Where do we go now that we have a bit more specific data? Now we go investigate a bit. We have a much more specific list of IP addresses to work with. Presuming that the use of Tor is not common in our environment, this is a good place to start.

From there, we can see what else the systems using Tor have been touching internally and investigate further. We also have a good set of malware, and potentially variants, to investigate. Both of these items are specific enough that we may get a more manageable set of results out of querying our SIEM.

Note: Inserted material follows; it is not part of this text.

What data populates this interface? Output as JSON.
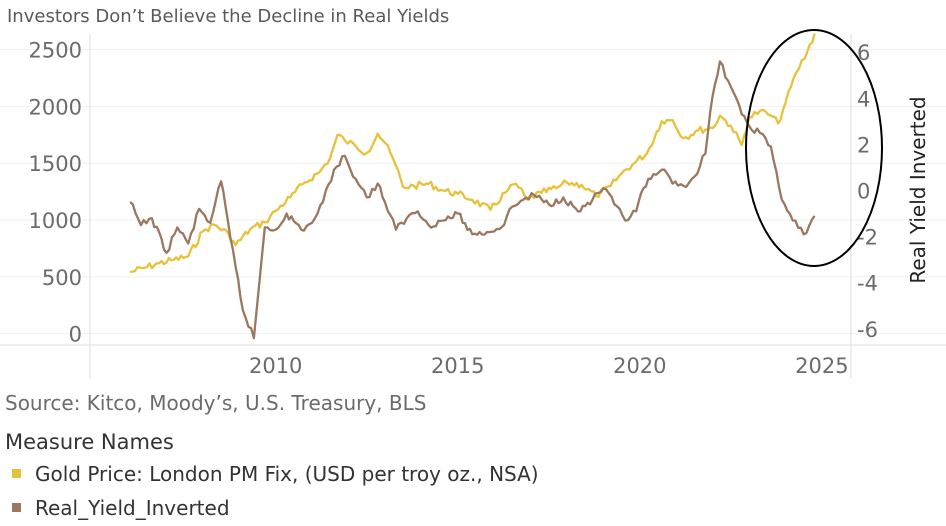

Once we have a good look at the systems that have presented themselves as being outliers among normal system activity immediately, by communicating via Tor or displaying malware-like behaviors, in addition to catching the bad guys, we can also use these results to help refine our security tools. IDSs can be tuned, YARA signatures added to our anti-malware devices, and better querying and altering configured on our SIEMs. As we discussed earlier, through developing better tools for investigation, we ease the path for ourselves the next time we need to do this.

Conclusion

In our daily duties as security professionals, we need context in order to be successful. As the old saying goes, “garbage in, garbage out”. Fortunately, with a little elbow grease, some command line kung-fu, and just a quantum of clever, we can often get to a place of better context by processing the data through a few simple tools. Like a magician’s trick, it doesn’t seem like much once we know how it was done, but these are the tactics on which much of the security industry survives.

The next time you find yourself facing down a mountain of log file or a pile of useless-looking data, get a fresh coffee, roll up your sleeves, and see where you can get by crunching the data a bit to gain some context and hone in on the interesting bits.